L’interprétation de ces études est délicate et nécessite une comparaison avec un groupe contrôle apparié, comme décrit ci-dessus. De plus, les résultats sont surtout interprétables au niveau du groupe et non au niveau individuel, car aucune valeur limite de décision n’est définie pour les cancers ou autres maladies. Cependant, si des niveaux de dommages génétiques particulièrement élevés sont relevés chez un individu, une analyse approfondie doit être menée afin d’en rechercher l’origine.

Pour interpréter les résultats, on applique un arbre décisionnel (figure 3)

Figure 3 – Arbre décisionnel des études de biomonitoring cytogénétique

Dans le cas où des effets sont observés au niveau du groupe, certaines mesures devraient être envisagées pour abaisser le niveau d’exposition. En matière d’exposition professionnelle, l’objectif sera de créer de meilleures conditions de travail par la mise en œuvre de mesures visant à réduire l’exposition aux mutagènes/cancérogènes dans l’environnement de travail.

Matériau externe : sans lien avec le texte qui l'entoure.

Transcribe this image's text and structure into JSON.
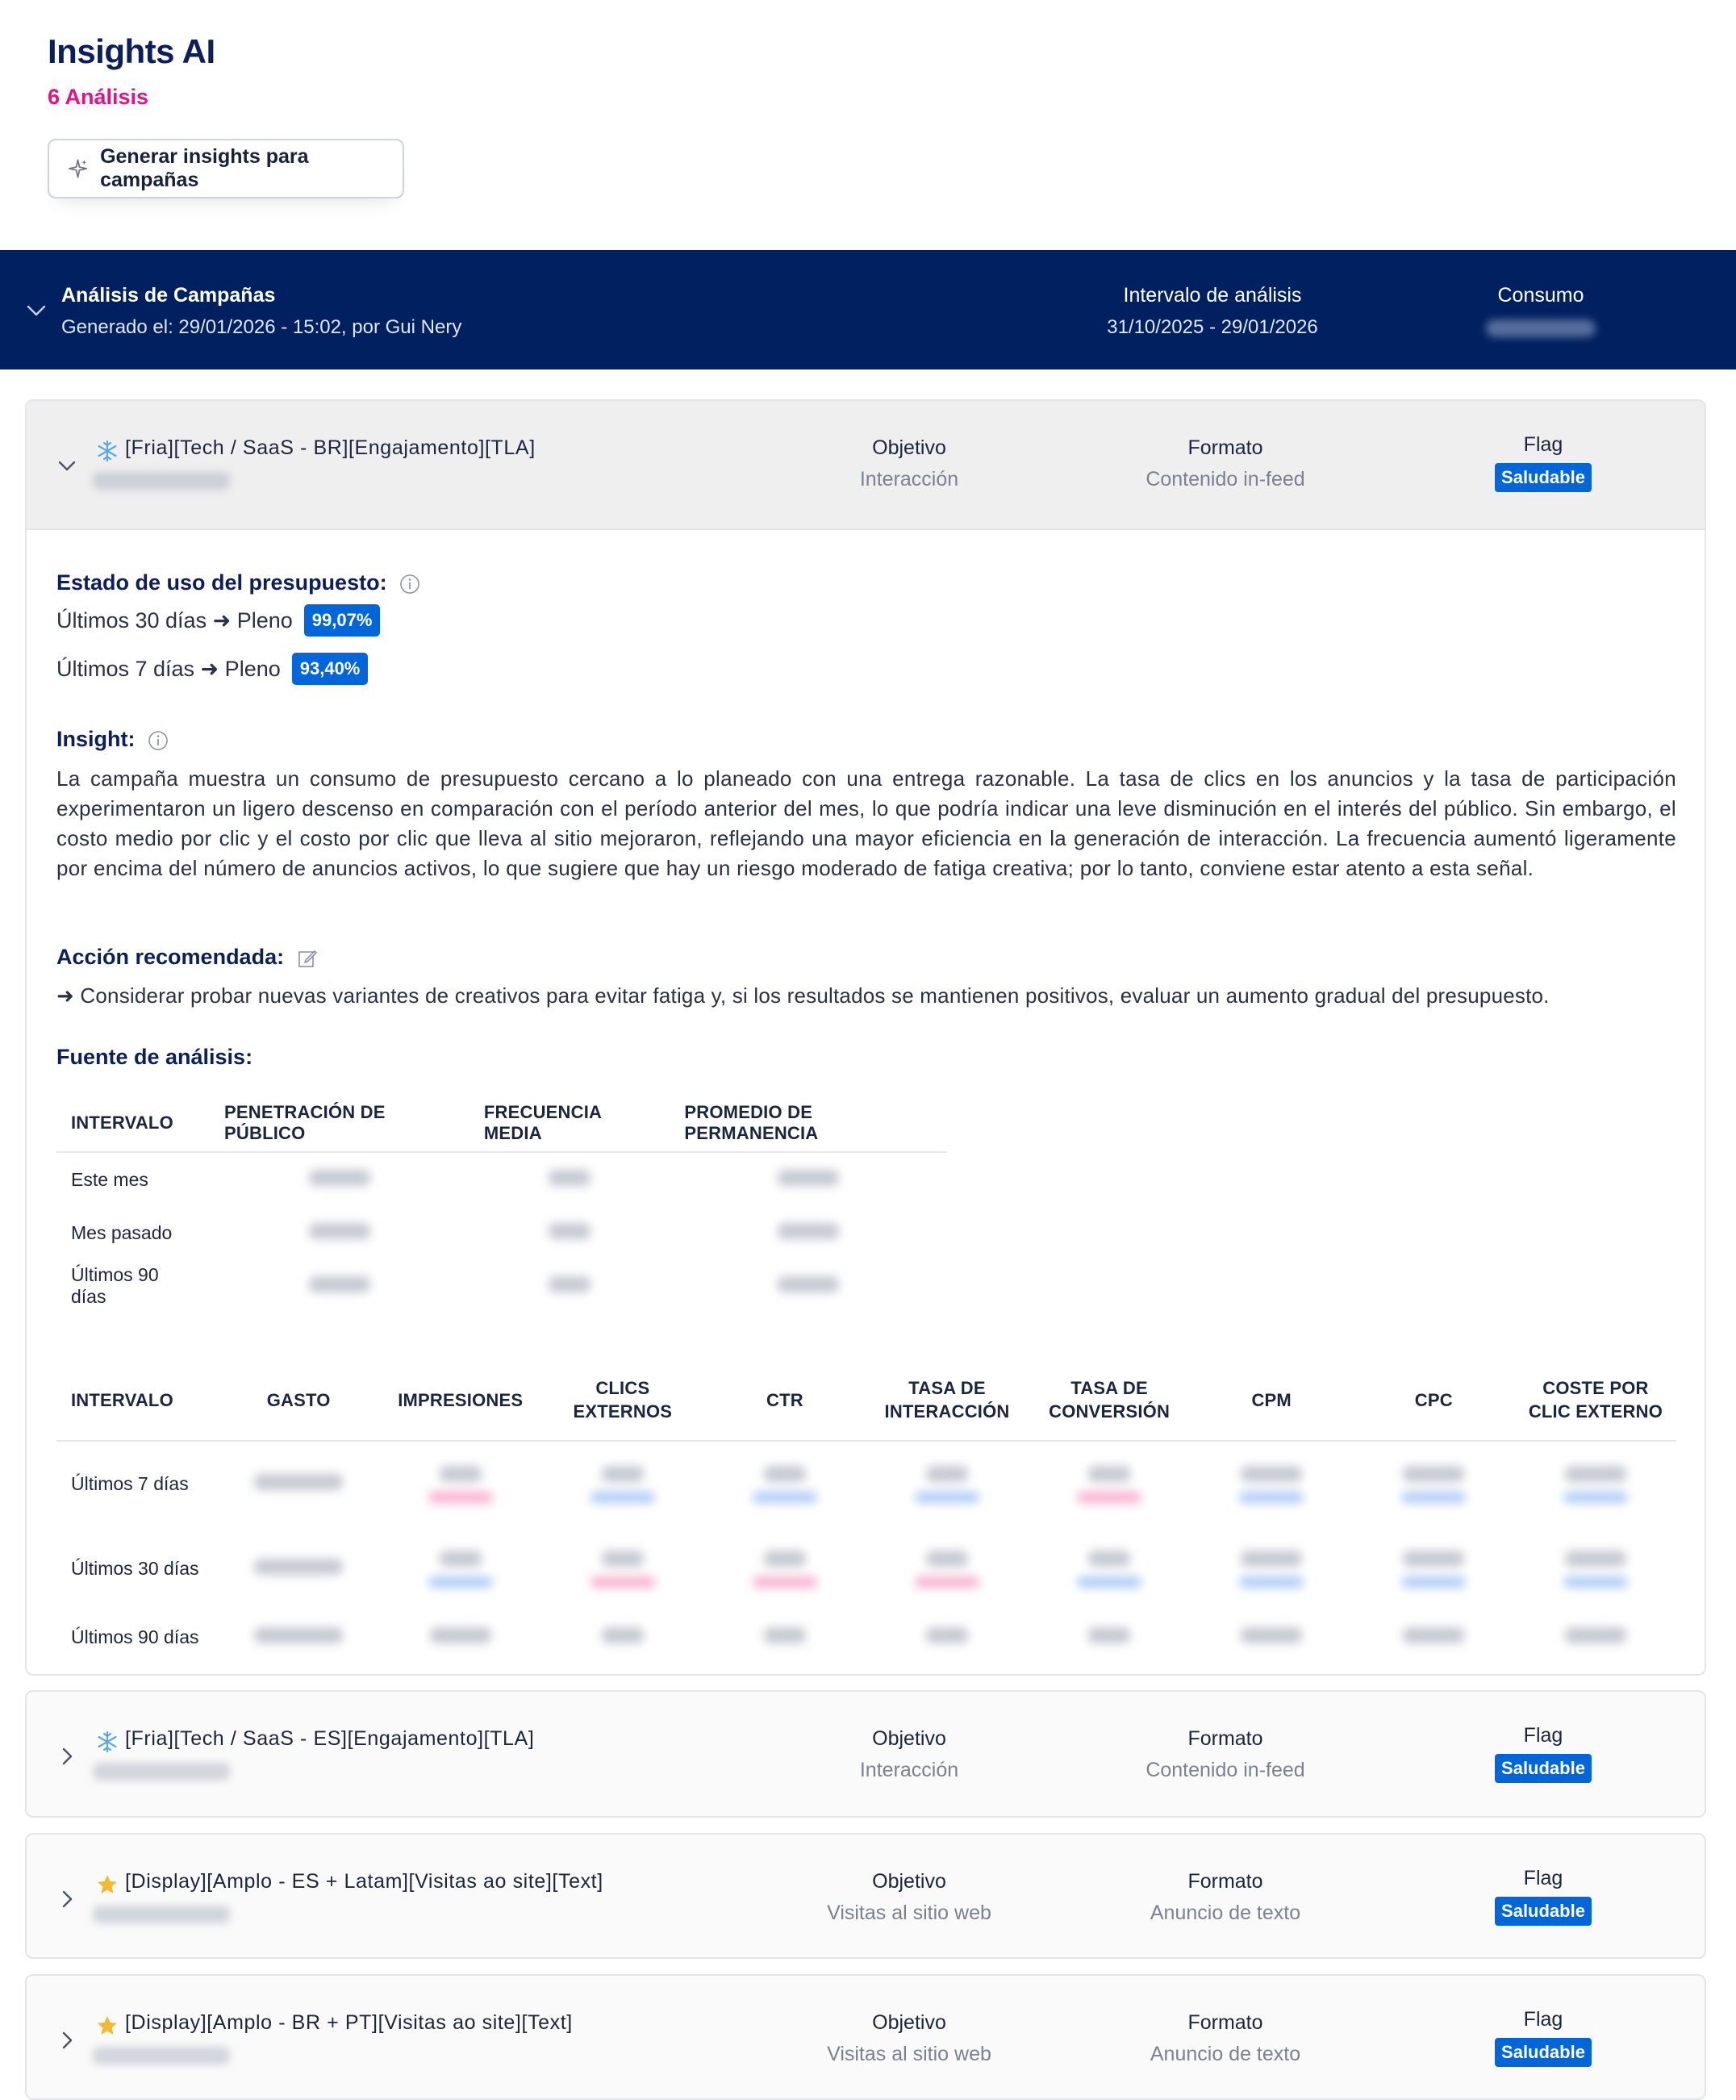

4. Considérations éthiques : Les études cytogénétiques pourraient-elles être utilisées pour identifier les personnes génétiquement à risque ?

Les résultats étant principalement interprétés sur base de l’ensemble du groupe étudié, les études de biomonitoring cytogénétique ne peuvent pas être utilisées pour sélectionner les travailleurs et exclure les plus vulnérables.

Le but premier du biomonitoring cytogénétique est scientifique, en gardant à l’esprit la protection de la santé humaine. Il doit être considéré comme un outil de biosurveillance des risques cancérogènes liés à l’environnement et au lieu de travail.